椅子に座っているのが演出家の黒澤世莉さん。
右端にちょっと水色のシャツが見えているのがユーフロジーナ。
左端に光って見えるのが道路傍の自販機。
通行人その1が自転車でスタジオ前を駆け抜けていきます。
芝居が実際につくられていくプロセスに立ち会えることは、とても貴重な体験です。
次から次へと目から鱗が落ちていきます。
鱗は一体何枚あったんだ、いや、まだあとどれくらい残っているんだという・・・
前回おじゃました時は、稽古が始まって間もないころ。みんな自由にはじけている感じで、
稽古そのものがパフォーマンスとして見ていて楽しかった。
昨日は、役者さんたちが、ちょっと全体のイメージみたいなものを意識し始めたフェーズのよう。
模索感というのか、迷い感というものがあって、
ああ、これがまさに芝居の「生成」というものなのか、とまたまた感心して・・・
『奴隷の島』を見に来てくれる人たちのほとんどにとって、
マリヴォーは初体験なのだろう、ということは理解していました。
でも、そういえば、マリヴォーを演ずる役者さんたちにとっても、
マリヴォーは初体験なんだ、ということをぜんぜん理解していませんでした。
考えてみれば当たり前のことだったんですよね。
マリヴォーの芝居なんて、っていうか、フランス古典劇なんて
演る機会がない、というよりも、そもそも見る機会がないんだから・・・
古典劇というとなにか堅苦しい感じがしますよね。むずかしい、楽しくない、喜劇なのに笑えない・・・
古典劇というとシェークスピアとかをまず思い浮かべる?それから、シェークスピアって言うと、とりあえず蜷川シェークスピアとか思い浮かべる?・・・
古典というと、あと、チェーホフ、それからイプセン?・・・このあたりは近代演劇・・・
でも、いま黒澤世莉さんが『奴隷の島』でやろうとしているのは、なにか新しい演劇領域の開拓の試みである、ような気が、僕にはしています。

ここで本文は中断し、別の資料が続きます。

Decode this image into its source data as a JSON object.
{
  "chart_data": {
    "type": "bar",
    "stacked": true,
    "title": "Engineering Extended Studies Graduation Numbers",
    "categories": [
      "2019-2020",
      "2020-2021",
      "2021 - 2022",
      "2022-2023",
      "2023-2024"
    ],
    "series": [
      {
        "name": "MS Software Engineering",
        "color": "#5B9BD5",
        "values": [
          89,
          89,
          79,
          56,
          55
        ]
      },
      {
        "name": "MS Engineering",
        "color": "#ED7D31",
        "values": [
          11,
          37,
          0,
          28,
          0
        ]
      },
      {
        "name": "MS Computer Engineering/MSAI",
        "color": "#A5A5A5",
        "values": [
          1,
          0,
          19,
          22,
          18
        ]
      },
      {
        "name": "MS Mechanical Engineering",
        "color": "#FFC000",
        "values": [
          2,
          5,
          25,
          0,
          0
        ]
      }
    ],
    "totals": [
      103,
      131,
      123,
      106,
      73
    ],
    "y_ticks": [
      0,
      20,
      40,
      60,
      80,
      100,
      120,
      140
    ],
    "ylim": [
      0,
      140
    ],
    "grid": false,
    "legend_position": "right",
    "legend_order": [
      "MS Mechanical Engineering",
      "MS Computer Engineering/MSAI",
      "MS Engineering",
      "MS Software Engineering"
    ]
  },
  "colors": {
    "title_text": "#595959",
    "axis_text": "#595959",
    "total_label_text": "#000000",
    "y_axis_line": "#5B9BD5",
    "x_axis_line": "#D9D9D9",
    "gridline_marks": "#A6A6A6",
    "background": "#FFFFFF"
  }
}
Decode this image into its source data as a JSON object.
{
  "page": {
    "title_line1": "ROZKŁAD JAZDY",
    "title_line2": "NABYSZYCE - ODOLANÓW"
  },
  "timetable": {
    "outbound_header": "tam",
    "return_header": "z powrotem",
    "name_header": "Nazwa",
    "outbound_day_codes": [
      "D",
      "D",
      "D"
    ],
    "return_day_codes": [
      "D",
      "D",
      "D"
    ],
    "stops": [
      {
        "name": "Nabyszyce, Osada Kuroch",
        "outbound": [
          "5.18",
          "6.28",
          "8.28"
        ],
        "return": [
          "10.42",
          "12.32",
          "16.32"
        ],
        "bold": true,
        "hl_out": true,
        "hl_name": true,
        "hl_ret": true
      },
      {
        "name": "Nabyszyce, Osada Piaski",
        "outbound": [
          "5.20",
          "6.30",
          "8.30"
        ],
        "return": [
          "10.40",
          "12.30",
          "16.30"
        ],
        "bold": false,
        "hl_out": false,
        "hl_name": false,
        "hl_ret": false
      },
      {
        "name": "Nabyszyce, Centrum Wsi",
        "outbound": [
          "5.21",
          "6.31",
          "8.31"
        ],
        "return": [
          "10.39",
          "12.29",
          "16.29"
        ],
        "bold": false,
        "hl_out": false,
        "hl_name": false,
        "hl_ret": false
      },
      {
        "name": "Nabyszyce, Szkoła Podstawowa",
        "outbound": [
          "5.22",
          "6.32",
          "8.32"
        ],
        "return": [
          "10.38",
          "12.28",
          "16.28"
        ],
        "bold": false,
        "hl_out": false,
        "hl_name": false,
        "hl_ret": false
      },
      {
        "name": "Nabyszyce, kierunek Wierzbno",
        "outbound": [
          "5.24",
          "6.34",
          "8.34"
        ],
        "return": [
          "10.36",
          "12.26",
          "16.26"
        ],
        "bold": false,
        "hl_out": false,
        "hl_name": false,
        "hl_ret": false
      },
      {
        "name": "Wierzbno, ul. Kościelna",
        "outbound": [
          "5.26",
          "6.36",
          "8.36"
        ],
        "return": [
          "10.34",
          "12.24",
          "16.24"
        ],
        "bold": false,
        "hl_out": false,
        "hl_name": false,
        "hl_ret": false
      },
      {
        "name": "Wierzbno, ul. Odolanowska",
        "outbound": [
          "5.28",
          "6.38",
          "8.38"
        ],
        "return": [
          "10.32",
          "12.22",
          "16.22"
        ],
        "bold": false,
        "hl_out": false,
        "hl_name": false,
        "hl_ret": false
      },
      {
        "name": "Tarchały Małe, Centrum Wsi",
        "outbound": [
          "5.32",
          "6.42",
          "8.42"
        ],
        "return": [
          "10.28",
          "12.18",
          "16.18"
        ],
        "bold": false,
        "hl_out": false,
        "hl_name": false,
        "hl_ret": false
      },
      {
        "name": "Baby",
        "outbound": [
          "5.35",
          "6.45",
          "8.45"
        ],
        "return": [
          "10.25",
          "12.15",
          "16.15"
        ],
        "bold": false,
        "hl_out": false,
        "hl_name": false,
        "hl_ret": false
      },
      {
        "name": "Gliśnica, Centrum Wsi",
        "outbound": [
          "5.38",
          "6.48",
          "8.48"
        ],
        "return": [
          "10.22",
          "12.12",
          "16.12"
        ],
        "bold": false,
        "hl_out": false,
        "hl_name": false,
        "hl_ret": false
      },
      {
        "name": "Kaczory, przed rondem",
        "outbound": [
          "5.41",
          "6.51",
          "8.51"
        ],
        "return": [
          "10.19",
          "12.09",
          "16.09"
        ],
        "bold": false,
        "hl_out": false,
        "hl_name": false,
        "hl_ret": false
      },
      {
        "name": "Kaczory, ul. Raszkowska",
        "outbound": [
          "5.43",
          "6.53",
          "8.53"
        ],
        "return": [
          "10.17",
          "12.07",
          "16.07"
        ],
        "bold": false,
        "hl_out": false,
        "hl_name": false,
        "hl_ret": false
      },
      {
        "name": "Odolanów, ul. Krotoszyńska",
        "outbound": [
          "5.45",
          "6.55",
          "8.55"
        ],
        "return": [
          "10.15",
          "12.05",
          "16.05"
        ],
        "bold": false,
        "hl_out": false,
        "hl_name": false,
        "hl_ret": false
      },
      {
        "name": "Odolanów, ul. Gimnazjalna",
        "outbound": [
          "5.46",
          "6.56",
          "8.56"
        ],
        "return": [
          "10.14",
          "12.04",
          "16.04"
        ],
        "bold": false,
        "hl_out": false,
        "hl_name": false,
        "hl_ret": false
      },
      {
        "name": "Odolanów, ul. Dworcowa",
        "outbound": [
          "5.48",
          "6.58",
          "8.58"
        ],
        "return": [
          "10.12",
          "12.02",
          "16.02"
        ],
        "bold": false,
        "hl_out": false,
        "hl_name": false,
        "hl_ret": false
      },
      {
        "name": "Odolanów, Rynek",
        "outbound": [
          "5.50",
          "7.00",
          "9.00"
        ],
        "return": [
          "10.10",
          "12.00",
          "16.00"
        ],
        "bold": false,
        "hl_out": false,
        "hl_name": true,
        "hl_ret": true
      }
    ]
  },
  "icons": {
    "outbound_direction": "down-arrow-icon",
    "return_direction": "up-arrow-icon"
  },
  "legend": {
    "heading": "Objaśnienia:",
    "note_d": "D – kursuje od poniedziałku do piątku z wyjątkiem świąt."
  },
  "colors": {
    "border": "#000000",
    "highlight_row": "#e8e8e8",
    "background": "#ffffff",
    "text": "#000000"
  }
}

もしみなさんが古典というものに、なにかあるイメージをもっていたとしたら、
たぶん、そのイメージを裏切ろうとするもの・・・
フランス18世紀、17世紀の喜劇や悲劇の、フランスでのありかたというのは、
例えば日本の能や歌舞伎のような伝統演劇とは違います。
芸を代々伝え、型を大事にまもっていくというようなものではありません。
僕が近年に見て面白かったマリヴォーは、『恋のサプライズ2』(2というのは1があるから)という芝居で、演出家はリュック・ボンディというドイツ人、つまり「外人」です。

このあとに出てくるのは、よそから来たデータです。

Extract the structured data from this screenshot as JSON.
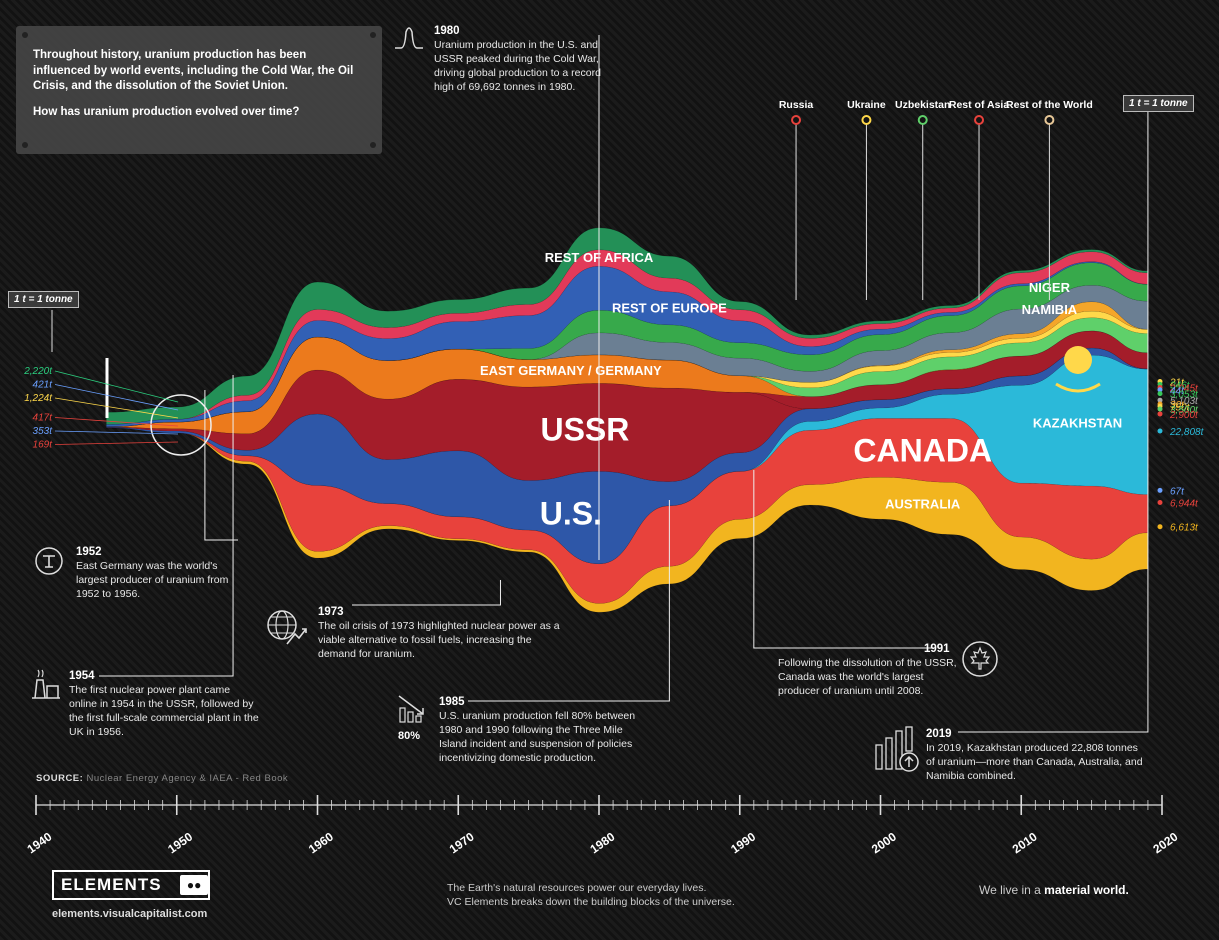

2007-2008 のシーズンにテアトル・デ・ザマンディエというところでかかって、大人気を取り、
2008-2009 のシーズンには、ピーター・ブルックの劇場ブッフ・デュ・ノールで再演されました。写真はパリ郊外ナンテールというところにあるアマンディエ座。

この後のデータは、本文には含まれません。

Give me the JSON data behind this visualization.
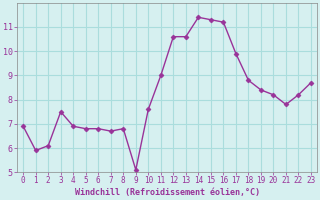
{
  "x": [
    0,
    1,
    2,
    3,
    4,
    5,
    6,
    7,
    8,
    9,
    10,
    11,
    12,
    13,
    14,
    15,
    16,
    17,
    18,
    19,
    20,
    21,
    22,
    23
  ],
  "y": [
    6.9,
    5.9,
    6.1,
    7.5,
    6.9,
    6.8,
    6.8,
    6.7,
    6.8,
    5.1,
    7.6,
    9.0,
    10.6,
    10.6,
    11.4,
    11.3,
    11.2,
    9.9,
    8.8,
    8.4,
    8.2,
    7.8,
    8.2,
    8.7
  ],
  "line_color": "#993399",
  "marker": "D",
  "marker_size": 2.5,
  "bg_color": "#d6f0f0",
  "grid_color": "#aadddd",
  "xlabel": "Windchill (Refroidissement éolien,°C)",
  "xlabel_color": "#993399",
  "ylim": [
    5,
    12
  ],
  "xlim": [
    -0.5,
    23.5
  ],
  "yticks": [
    5,
    6,
    7,
    8,
    9,
    10,
    11
  ],
  "xticks": [
    0,
    1,
    2,
    3,
    4,
    5,
    6,
    7,
    8,
    9,
    10,
    11,
    12,
    13,
    14,
    15,
    16,
    17,
    18,
    19,
    20,
    21,
    22,
    23
  ],
  "tick_label_color": "#993399",
  "spine_color": "#888888"
}
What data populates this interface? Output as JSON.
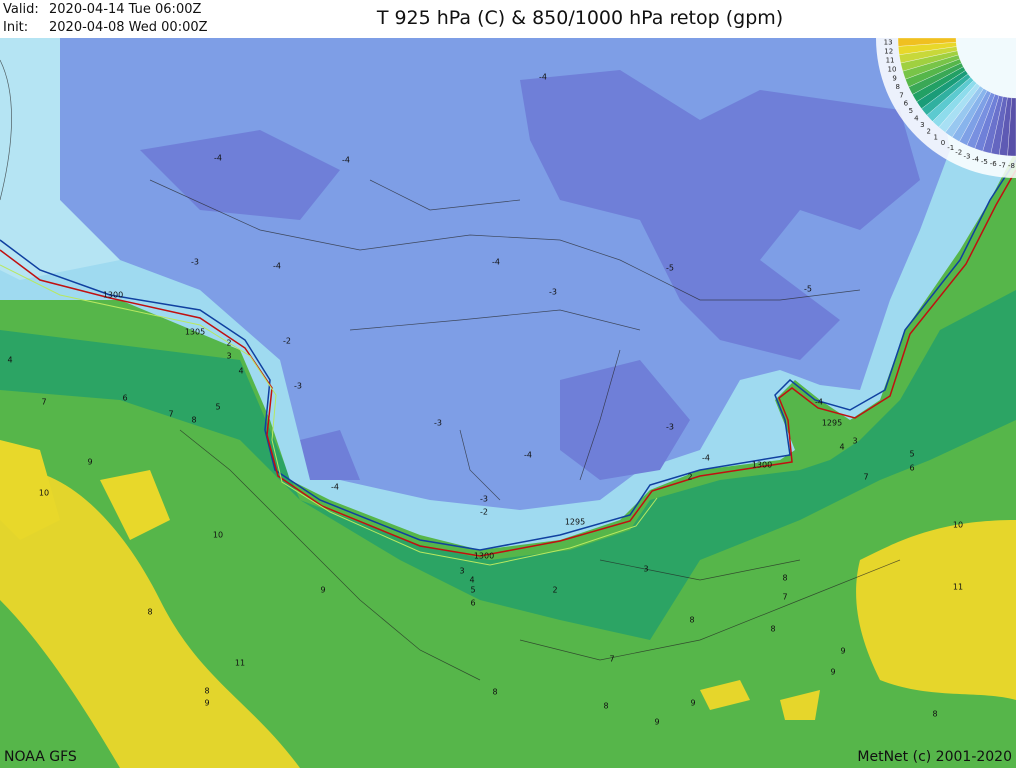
{
  "header": {
    "valid_label": "Valid:",
    "valid": "2020-04-14 Tue  06:00Z",
    "init_label": "Init:",
    "init": "2020-04-08 Wed 00:00Z",
    "title": "T 925 hPa (C) & 850/1000 hPa retop (gpm)"
  },
  "map": {
    "contour_labels": [
      "-4",
      "-4",
      "-4",
      "-3",
      "-4",
      "-4",
      "-3",
      "-5",
      "-5",
      "1300",
      "1305",
      "-2",
      "2",
      "3",
      "4",
      "4",
      "-3",
      "6",
      "7",
      "5",
      "7",
      "8",
      "-4",
      "1295",
      "-3",
      "-3",
      "3",
      "4",
      "5",
      "6",
      "-4",
      "9",
      "-4",
      "1300",
      "2",
      "7",
      "-4",
      "10",
      "-3",
      "-2",
      "1295",
      "10",
      "10",
      "1300",
      "3",
      "4",
      "3",
      "5",
      "6",
      "2",
      "8",
      "7",
      "11",
      "8",
      "9",
      "8",
      "8",
      "9",
      "11",
      "7",
      "9",
      "8",
      "8",
      "9",
      "9",
      "8",
      "9",
      "8"
    ]
  },
  "legend": {
    "labels": [
      "13",
      "12",
      "11",
      "10",
      "9",
      "8",
      "7",
      "6",
      "5",
      "4",
      "3",
      "2",
      "1",
      "0",
      "-1",
      "-2",
      "-3",
      "-4",
      "-5",
      "-6",
      "-7",
      "-8"
    ]
  },
  "footer": {
    "source": "NOAA GFS",
    "credit": "MetNet (c) 2001-2020"
  }
}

ブッフ・デュ・ノール座は、僕のホームページに劇場の写真を使っているので、そちらをご覧ください。
ナンテールにしても、ブッフ・デュ・ノールにしても、古典劇はとても、「人なつっこい」かたちで観客の前に現れます。人々は「お勉強」しにいく訳ではありません。スノッブな気取りから古典をたしなみにいく訳でもありません。
ただ友人と、家族と、あるいはひとりで、楽しい夕べを、楽しい週末を過ごしに行きます。
僕がナンテールにこの芝居を見に行った日は大雨で、劇場は地下鉄の駅からシャトルバスに乗らないと行けないようなちょっと不便なところにあり、芝居がはねた後、シャトルバスはなかなか来ず、来てもいっぱいで乗り切れなかったりして、フランス人だから、当然スタッフに文句を言って・・・もっとシャトルバスの数を増やすべきよ・・・こんなにバスの数が少ないって知っていたら車で来たわ・・・
でも、でも、人々はナンテールにやってきて、リュック・ボンディの『恋のサプライズ2』を見て、
至福ともいうべき時間を過ごし、その幸福を抱いて雨の中を帰っていく・・・
リュック・ボンディはドイツの演出家ですが、役者はフランスの若者たちです。
テクストは18世紀の原文。フランス語は日本語ほど大きく変化はしていませんが、
それでも、まあ「古文」(その意味では、日本語翻訳上演の方が、現代語を使えるので有利かも)、
しかし、それでもものすごく「人なつっこい」のです。
従僕のリュバン(『奴隷の島』だと、アルレッキーノの役どころ)は自転車に乗って
舞台に登場します。しかも、かなりカッコいい自転車。
侯爵夫人(夫を亡くしたばかり)とシュヴァリエ(恋人を失くしたばかり)は隣人同士。
小さなキャビンで表された彼らの家は、二人の気持が近付くと、舞台上をすうっと横に動いて接近し、
二人の気持が離れると、またすうっと離れていきます。
もうひとつ、これはマリヴォーではなくてモリエールなんですが、
2007-2008 のシーズンに見た『才女気取り』。
コメディー・フランセーズのアネックスにヴュー・コロンビエ座というところがある。
コメディー・フランセーズというと保守的な感じがしますが、近頃はそうでもなく、
演出家はダン・ジェメット、イギリス人、これも「外人」。
モリエールの時代の「才女気取り」というのは、今だと例えば「トレンディ気取り」みたいな感じ(?)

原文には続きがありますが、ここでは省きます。